Smart contracts are truly one of the most significant applications of blockchain technology. Not only can they enable transactions to become easily programmable, but they can also automate entire industry processes and significantly reduce transaction costs and times. However, as innovative as smart contracts are, there has been a long-standing battle as to which smart contract platform will become the most dominant.
Since its inception in 2014, Ethereum has maintained its crown as king of smart contracts. However, there has always been fierce competition from other blockchains such as Avalanche, EOS, and Solana just to name a few. And now, another smart contract platform has recently undergone another upgrade, which is closing the gap between Ethereum and its competitors.
On the 12th of September, Cardano underwent its Alonzo hard fork that introduced Plutus-powered smart contracts. This was a major milestone in the Cardano roadmap as it marked the day that smart contracts could officially go live. Now, developers can begin building a vast ecosystem of applications on the Cardano network that will hopefully rival the ecosystems of other smart contract platforms.

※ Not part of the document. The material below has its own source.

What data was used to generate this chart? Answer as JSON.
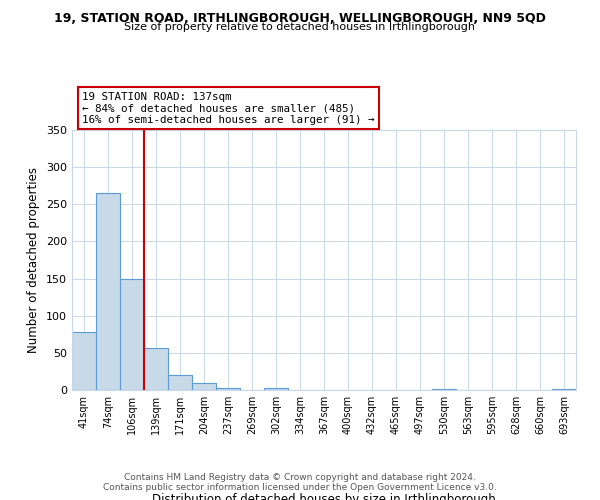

This is super important to the wider cryptocurrency industry because it creates a competitive market, which is one that typically benefits the consumers the most because competition naturally brings about innovation and improvement. An abundance of applications and ecosystems to explore would mean that users will not be shoehorned into using one network, much like the traditional gaming industry. Instead, users will choose to use the best network, which heavily incentivizes the different smart contract networks to continue to improve.
For Cardano, the recent upgrade is a major achievement and a milestone that the team will be very proud of reaching. However, it’s crucial to remember that this is only the beginning of the Cardano smart contract era. What comes next is optimizing and scaling. Building a platform that is optimized for the creation of world-changing applications is Cardano’s number one priority and their Alonzo hard fork has caused the smart contract race to heat up.
For other smaller projects like Harmony and Fantom, the opportunity to catch up with the smart contract ‘big-boys is still there. Speculative investors are looking for the next big hit and users are waiting for an ecosystem of applications that are cheap, convenient and easy to use. This is partly why projects like Avalanche and Solana have seen such immense growth recently, with the former breaking all time highs in the past few weeks.
What these projects should be focusing on is building networks that are easy to build on, cheap to transact on and very, very fast all without compromising on security and decentralization. Ultimately, it’s these factors that’s most likely to influence the smart contract race. Getting developers on board is one thing, but building a platform that is capable of mass adoption is something completely different. Ethereum has shown that they can build an amazing ecosystem with amazing developers, building amazing applications. However Ethereum’s network gas fees completely invalidate the possibility of mass adoption. Even those who earn salaries significantly above global averages cannot afford to transact regularly on Ethereum and this is a big problem.
This is what presents the opportunity for other blockchains to stamp their mark on the industry. Attacking your enemies while their week is a battle-tested competitive strategy that has proven successful through centuries. If just a handful of these networks can continue to build serious Ethereum alternatives then the entire crypto industry will collectively see significant improvements.